Electric Series #01 by Alba Escayo and Yeo Shih Yun
Acrylic on Canvas.
92 x 122 cm.
2022.
Acrylic on Canvas.
92 x 122 cm.
2022.
Acrylic on Canvas.
92 x 122 cm.
2022.
Going Electric
Alba Escayo and Shih Yun Yeo in collaboration
By Joe Nolan
The “Electric Series” isn't a triptych presenting a single artwork in three sections, but when these three paintings hang together as an installation, the visual breadth of Alba Escayo and Shih Yun Yeo’s collaboration is greater than the sum of its parts. These paintings interact with one another through mutual movement and common colors, creating a conversation about balance and harmony that mirrors the ongoing creative relationship between the artists themselves.
Escayo is based in Spain and Yeo is based in Singapore. The pair first met in July 2008 at the LINDART International Fine Arts Colony in Slovenia. The creative duo clicked on their first collaboration at Lendava Castle, and the artists have continued to meet regularly in Spain and Singapore to co-create several projects. Escayo and Yeo have made a number of elegant works on paper since 2008, but their latest project reads like the most fully-realized version of their combined practice.
The painters created the "Electric Series" in Yeo’s studio after Covid 19 travel restrictions were lifted and Escayo was able to fly to Singapore in November, 2022. Escayo’s multimedia paintings generally feature abstract landscapes rendered in candy-colored palettes. Yeo’s works marry ancient Chinese calligraphy traditions to energized lines inspired by mid-century abstract expressionists. A collaboration between the two artists might not seem like an obvious match, but Escayo’s soft forms and fields of colorful acrylics help to define these compositions where Yeo’s rough and angular brushing highlights and energizes the underlying arrangement of hues and tones. The “Electric Series” explores a verdant palette from delicate yellows to cool blue greens to turquoise. They’re all tied together with slashes and splashes of black ink. This limited range of colors puts the emphasis on these painters' lines, forms and gestures, and the textures they bring to the surfaces of each work. There are lots of instances where the painters’ contributions intersect, putting competing and colluding layers of paint and ink in play. The surfaces of each of these panels – and across the series as a whole – find these artists talking over one another and finishing each other’s sentences in a lively, formalist conversation about color, movement, form and line.
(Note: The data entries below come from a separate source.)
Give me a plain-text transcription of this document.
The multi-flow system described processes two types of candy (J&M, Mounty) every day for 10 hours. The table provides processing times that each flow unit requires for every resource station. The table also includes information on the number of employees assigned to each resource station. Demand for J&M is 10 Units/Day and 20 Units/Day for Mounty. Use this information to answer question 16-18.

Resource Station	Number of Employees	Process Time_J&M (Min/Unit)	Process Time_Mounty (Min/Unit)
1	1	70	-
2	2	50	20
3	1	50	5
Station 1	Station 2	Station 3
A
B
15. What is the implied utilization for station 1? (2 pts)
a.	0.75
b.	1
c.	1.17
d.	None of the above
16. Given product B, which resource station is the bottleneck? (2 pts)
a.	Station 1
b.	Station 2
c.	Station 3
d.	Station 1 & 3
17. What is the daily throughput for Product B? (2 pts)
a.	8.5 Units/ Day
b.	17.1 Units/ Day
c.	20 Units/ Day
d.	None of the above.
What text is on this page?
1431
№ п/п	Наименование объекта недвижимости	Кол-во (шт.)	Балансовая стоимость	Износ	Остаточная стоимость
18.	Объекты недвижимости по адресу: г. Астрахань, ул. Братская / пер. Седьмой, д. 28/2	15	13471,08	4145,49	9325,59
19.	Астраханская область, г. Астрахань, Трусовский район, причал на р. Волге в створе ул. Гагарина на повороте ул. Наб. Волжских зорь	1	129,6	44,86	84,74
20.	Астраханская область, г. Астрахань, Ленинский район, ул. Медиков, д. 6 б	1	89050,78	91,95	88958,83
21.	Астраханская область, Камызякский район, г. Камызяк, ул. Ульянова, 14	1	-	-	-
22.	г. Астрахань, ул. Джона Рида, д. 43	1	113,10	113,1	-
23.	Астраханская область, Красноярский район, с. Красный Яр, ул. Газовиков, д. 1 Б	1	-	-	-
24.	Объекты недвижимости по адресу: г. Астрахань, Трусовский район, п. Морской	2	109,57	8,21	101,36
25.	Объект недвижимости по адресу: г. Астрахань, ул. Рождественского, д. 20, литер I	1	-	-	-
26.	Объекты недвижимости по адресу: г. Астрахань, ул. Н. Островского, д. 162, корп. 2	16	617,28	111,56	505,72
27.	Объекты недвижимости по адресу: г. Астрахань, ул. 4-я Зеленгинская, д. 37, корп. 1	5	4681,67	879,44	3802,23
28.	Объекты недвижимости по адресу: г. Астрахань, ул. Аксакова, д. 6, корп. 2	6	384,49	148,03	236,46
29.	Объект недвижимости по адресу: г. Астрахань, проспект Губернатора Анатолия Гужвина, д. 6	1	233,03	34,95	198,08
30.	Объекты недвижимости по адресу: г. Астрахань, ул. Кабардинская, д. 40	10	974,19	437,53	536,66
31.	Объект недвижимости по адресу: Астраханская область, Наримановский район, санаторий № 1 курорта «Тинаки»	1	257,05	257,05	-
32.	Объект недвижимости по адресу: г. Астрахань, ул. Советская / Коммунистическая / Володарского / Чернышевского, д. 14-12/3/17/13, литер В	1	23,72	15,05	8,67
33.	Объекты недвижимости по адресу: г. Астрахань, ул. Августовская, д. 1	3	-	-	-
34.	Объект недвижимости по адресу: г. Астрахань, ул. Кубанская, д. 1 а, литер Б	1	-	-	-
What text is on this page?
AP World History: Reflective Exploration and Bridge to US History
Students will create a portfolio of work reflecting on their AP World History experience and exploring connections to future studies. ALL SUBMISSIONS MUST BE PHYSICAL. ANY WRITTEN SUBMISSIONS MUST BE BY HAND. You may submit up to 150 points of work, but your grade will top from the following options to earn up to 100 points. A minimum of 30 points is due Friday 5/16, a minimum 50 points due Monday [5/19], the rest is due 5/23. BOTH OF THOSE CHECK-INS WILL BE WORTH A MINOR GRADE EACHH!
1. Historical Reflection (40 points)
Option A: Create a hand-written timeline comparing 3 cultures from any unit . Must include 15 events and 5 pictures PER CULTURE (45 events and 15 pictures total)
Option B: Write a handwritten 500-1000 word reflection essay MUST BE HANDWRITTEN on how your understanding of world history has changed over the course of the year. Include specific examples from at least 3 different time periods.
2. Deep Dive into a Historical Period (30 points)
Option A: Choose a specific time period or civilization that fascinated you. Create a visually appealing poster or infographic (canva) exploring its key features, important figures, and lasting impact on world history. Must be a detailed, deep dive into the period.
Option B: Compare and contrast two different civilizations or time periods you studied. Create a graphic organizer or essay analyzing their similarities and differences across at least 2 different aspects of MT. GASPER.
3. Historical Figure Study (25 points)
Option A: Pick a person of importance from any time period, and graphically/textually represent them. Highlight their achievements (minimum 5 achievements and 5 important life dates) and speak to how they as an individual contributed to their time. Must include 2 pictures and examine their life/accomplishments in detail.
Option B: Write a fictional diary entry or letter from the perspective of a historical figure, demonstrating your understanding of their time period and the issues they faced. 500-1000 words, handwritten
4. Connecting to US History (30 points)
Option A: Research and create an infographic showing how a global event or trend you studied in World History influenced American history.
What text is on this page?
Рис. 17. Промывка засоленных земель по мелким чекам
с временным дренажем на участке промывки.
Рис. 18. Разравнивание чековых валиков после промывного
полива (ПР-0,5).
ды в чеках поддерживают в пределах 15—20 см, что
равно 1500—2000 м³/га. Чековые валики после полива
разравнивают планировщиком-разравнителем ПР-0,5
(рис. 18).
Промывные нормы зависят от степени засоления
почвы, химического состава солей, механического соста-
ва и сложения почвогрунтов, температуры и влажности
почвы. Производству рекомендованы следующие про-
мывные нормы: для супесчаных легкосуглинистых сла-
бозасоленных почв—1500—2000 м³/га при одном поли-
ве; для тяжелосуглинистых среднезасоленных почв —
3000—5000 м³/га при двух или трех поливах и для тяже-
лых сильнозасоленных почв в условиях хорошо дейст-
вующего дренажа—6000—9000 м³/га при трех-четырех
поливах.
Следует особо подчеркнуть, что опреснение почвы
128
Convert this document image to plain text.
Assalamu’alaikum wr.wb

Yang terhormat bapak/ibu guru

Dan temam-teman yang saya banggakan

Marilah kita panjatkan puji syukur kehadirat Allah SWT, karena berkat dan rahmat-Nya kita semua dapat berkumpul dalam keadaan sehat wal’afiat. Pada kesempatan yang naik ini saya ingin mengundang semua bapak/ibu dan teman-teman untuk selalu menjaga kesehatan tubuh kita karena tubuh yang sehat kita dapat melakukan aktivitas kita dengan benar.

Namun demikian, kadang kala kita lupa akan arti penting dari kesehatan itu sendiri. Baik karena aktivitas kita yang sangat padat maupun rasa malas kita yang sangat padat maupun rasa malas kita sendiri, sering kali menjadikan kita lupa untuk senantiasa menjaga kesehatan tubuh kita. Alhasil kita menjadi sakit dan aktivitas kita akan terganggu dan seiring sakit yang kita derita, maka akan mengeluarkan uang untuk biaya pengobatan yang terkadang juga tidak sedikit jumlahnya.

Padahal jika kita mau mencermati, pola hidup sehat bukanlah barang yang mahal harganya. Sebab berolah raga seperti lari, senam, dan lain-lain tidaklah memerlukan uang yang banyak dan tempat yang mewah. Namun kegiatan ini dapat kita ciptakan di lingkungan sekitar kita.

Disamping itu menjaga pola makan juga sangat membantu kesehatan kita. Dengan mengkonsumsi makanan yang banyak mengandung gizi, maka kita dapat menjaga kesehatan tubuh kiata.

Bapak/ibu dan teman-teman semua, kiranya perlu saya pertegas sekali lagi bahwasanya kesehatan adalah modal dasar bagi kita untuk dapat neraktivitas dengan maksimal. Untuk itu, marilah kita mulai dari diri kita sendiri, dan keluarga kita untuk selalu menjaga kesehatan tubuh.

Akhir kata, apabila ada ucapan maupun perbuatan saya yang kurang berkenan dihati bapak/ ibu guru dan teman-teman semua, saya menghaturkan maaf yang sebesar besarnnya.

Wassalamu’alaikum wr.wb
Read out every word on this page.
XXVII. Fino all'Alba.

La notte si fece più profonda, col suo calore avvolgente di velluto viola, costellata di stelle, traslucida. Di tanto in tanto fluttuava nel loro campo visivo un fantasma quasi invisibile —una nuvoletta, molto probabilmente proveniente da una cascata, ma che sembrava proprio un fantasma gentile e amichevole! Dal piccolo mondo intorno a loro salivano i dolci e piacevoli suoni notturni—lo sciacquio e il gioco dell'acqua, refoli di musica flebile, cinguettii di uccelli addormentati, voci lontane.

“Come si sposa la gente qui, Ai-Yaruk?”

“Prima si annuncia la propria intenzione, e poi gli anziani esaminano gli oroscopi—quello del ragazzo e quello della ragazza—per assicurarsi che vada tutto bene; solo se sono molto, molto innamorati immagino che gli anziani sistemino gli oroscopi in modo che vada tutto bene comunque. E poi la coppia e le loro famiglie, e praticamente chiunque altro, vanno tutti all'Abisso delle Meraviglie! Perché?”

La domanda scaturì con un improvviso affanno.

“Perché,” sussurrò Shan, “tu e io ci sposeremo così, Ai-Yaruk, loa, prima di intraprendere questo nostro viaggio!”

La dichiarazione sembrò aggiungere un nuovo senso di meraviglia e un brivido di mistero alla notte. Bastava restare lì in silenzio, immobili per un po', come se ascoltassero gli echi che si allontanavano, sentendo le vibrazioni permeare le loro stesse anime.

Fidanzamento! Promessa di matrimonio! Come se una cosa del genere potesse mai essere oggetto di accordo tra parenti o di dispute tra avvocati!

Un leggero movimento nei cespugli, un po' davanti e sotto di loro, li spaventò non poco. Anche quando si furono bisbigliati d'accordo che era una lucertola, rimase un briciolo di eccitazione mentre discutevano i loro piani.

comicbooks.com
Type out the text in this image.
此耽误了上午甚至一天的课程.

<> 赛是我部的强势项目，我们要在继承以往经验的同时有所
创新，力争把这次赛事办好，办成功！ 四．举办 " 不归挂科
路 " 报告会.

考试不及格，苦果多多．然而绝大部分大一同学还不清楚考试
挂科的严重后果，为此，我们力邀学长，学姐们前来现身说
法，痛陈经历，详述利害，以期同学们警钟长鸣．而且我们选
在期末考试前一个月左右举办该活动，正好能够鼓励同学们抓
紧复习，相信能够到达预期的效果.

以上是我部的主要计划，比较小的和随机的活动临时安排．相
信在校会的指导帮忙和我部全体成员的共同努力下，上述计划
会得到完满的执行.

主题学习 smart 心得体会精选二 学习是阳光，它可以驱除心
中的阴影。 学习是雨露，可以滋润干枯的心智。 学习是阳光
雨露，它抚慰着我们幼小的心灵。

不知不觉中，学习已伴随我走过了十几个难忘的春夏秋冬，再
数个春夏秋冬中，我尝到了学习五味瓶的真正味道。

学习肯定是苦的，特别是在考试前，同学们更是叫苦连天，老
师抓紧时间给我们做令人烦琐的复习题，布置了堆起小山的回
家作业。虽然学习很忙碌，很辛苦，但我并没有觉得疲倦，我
The title “Electric Series” speaks to the energetic movement in this succession of painted canvases, but it also calls to mind electrical series circuits in which a charge travels through various components in the order in which they’re connected to one another. Each of the three stretched canvases is simply titled with a number – emphasizing that each piece occupies a specific place within the larger arrangement. With this in mind, it’s compelling to consider the “Electric Series” paintings in order, looking at the paintings from left to right, from “Electric Series #1” to “Electric Series #3”. The first canvas is mostly white with a touch of green playing against the black ink. The second work also has green accents, but the overall painting is blue. The last painting in the series offers a more balanced mix of all the colors, reading like a synthesis of the first two works. “Electric Series #3” ends the sequence with a sense of balance and fulfillment – a resolution that’s emblematic of the shared creative practice that’s emerged from the disparate-seeming aesthetics of these two unique artists.